Trimming videos is a basic video editing function. You don’t necessarily have to be working on a large project to need to trim a video. You can use iMovie to trim videos on macOS but it’s a complex app to have to figure out for something so simple. QuickTime, while not very popular as a media player, but it has some useful features and it offers a far more intuitive way to trim videos on macOS.
Trim videos on macOS
Open the video you want to trim in QuickTime. You can right-click it and select QuickTime from the Open With sub-menu, or you can open QuickTime and open the file from the File menu on the menu bar.
Once the file is open, go to the Edit item on the menu bar, and you’ll see a Trim option. Select it.
Once you’re in Trim mode, you’ll see a timeline of the video appear over the player. You’ll see draggable edges that you can can use to select the area you want to trim. The parts of the video that are outside of the frame will be removed, and the bit inside it will be kept. Click ‘Trim’ when you’re done.

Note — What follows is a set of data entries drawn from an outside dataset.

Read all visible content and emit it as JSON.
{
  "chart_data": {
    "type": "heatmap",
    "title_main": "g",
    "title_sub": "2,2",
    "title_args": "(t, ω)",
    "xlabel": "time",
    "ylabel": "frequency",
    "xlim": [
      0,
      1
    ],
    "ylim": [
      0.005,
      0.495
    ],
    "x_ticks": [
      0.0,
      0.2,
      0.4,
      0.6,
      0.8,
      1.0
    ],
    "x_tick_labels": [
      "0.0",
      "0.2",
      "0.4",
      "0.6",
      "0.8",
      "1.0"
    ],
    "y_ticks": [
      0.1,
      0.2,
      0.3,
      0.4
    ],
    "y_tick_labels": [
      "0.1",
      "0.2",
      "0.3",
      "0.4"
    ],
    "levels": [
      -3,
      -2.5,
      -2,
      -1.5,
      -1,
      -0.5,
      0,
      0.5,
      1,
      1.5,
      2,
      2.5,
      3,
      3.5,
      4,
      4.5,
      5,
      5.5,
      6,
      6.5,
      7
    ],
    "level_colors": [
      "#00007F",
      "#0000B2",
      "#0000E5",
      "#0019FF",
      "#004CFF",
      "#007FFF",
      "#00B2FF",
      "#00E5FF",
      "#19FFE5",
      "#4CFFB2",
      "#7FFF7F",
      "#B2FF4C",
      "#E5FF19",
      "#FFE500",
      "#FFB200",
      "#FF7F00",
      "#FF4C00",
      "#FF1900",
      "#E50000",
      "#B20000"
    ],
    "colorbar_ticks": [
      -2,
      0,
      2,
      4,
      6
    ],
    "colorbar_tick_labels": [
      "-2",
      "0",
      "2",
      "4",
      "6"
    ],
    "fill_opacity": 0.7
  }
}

Once you’re done, you can save the changes as a new file, or you can export it. It goes without saying that there will be no watermark on the video and unless you choose to export the video, it will have the same quality as the original one.

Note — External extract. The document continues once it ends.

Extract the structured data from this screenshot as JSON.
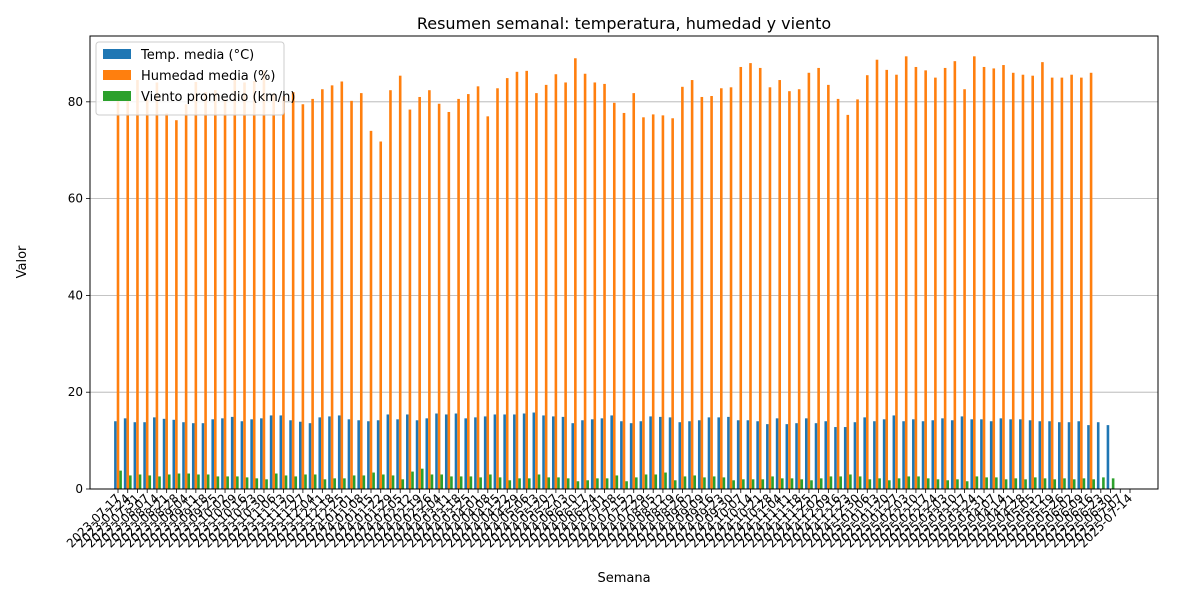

If you need to stitch videos together, you can do that with QuickTime too but there are limitations. The Edit item on the menu bar has an ‘Add clip to end’ option which allows you to add any video to the very end of the current one. You can then save or export it, and the two will be stitched together. If you want to stitch multiple videos together, you can do so with QuickTime but you’ll need to think ahead as to the order the videos will be stitched together in since you can only add a video to the end of the current one.
If you’re looking for an easier way to stitch videos together but you still want a free tool for the job, try iMovie. It’s free for most macOS users and while it is a complex app, it’s still an Apple product which means it’s been developed so that it’s easy to use.
If you’re looking for something even more basic than QuickTime, you can always try using Quick Look on macOS.